With the input of a newly formed committee, administrators plan to reform science teaching and upgrade science facilities to help combat the drift of prospective science majors away from the field.
In December, University President Richard Levin and Provost Peter Salovey convened the Science, Technology, Engineering and Mathematics (STEM) Teaching Transformation Committee in response to increased attention on the need to improve STEM education nationwide, Levin said. The committee will release a report this semester, which will include plans for new teaching strategies, research-based science courses for freshmen starting next fall and the renovation of science teaching facilities, said Timothy O’Connor, associate provost for science and technology.

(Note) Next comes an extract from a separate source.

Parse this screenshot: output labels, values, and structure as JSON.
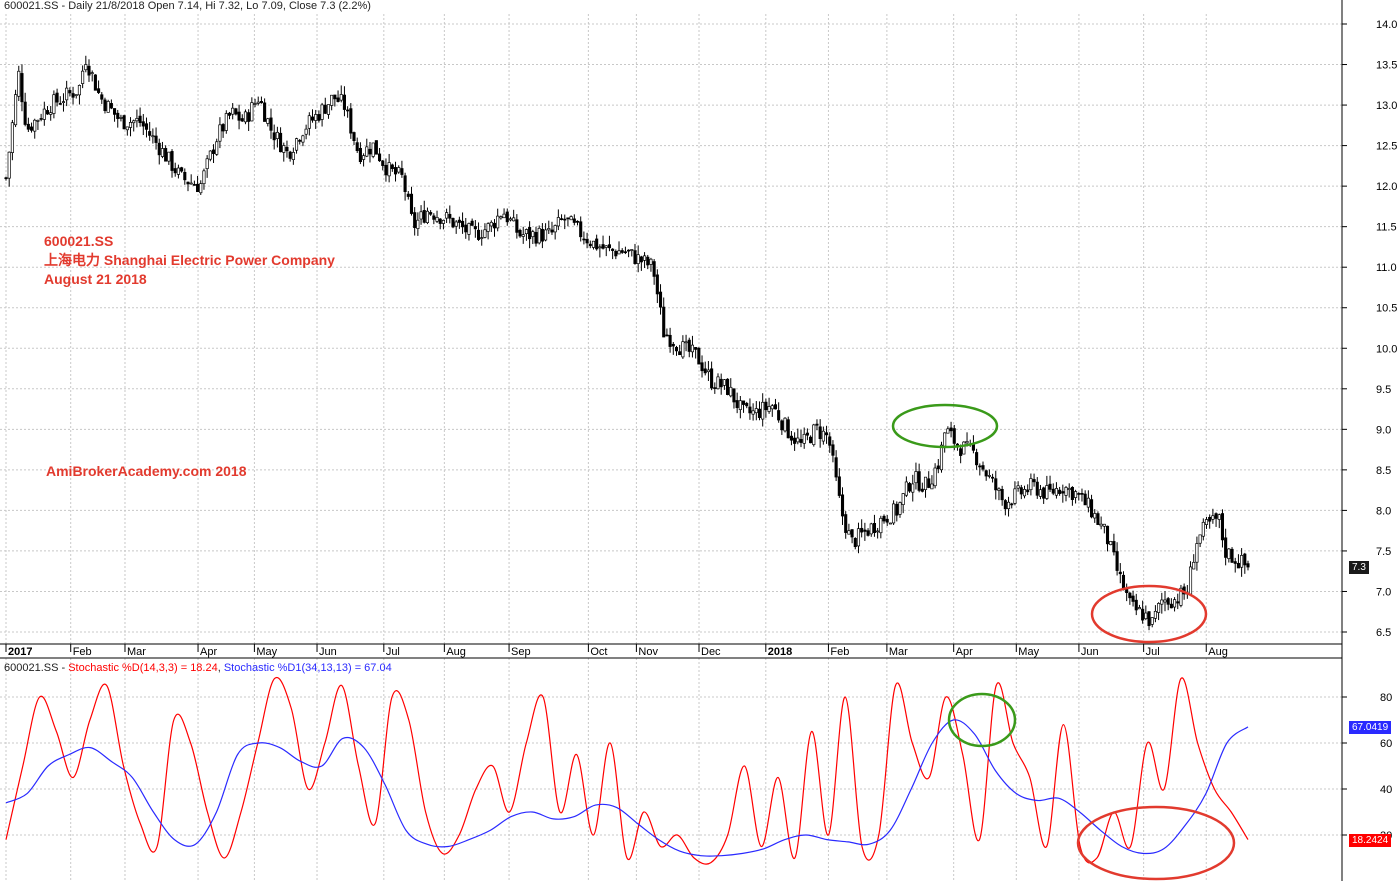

“The objective of the committee is to organize a more systematic institutional effort to complement the various STEM teaching initiatives that are already taking place in departments on Science Hill,” Salovey said.
O’Connor, a member of the committee, said the committee’s work was motivated in part by two recent national reports on science education. A working group of the President’s Council of Advisors on Science and Technology — which included Levin and was co-chaired by molecular, cellular and developmental biology professor Jo Handelsman — found in a report released this month that more than 60 percent of students who enter college intending to major in a STEM field ultimately pursue a different discipline. That followed a September report by the The Association of American Universities which described an “urgent need” to accelerate reforms in STEM pedagogy.
In the time since Yale’s STEM Teaching Transformation Committee formed, a subset of it compared Yale’s STEM education to programs at other universities. According to the findings, Yale is “not behind” its peers in innovative teaching, but the University lags in the quality of its teaching facilities, O’Connor said.
By the summer of 2013, the committee plans to renovate most large science lecture halls, as well around 20 classrooms in Sloane Physics Laboratory, Sterling Chemistry Laboratory, Osborn Memorial Laboratories and J. W. Gibbs Laboratory, O’Connor said. Some of the renovated classrooms will have multiple projectors, more blackboard space, computer stations and flexible seating that can be rearranged. Salovey said these initial short-term projects are intended to facilitate student interaction in small groups — even in large lecture settings — as well as to maximize flexibility in classrooms.
“Pedagogical methods are ever-evolving and we believe that a key principle is to invest in high-quality teaching spaces that are as flexible as possible,” Salovey said, adding that “improvements in teaching facilities are a necessary, but not sufficient, condition for STEM teaching reforms at Yale.”
O’Connor said there are many “grassroots” efforts led by individual professors to educate students in innovative ways. For example, he said some professors are using interactive “clickers,” which enable instructors to immediately collect and view the responses of the entire class, and other courses are sending students abroad to conduct research.
Yale’s Center for Scientific Teaching currently offers training sessions for faculty and postdoctoral and graduate students in teaching methods that engage students.
Handelsman, who is co-director of the center, said she is collaborating with chemistry professor Andrew Phillips to introduce an introductory biology and chemistry course next fall targeted towards freshmen that incorporates lectures, research and field work. Handelsman added that she hopes that more faculty will consider adapting their own teaching methods to better engage students if they see the success of these type of courses.
Yale College Dean Mary Miller said she hopes to allow more classes to offer trips abroad. She said she invited a group of faculty to meet with her and other deans in October to discuss introducing more field trip courses to the curriculum.
“Trips can enrich the curriculum and deepen interest and commitment to study in a given field,” Miller said. “I wish I could say that we had special funds to inaugurate the opportunities opened by the new [Yale College academic] calendar, but at this point we do not.”
Of 1,281 students who graduated last year, 334 earned degrees in STEM fields.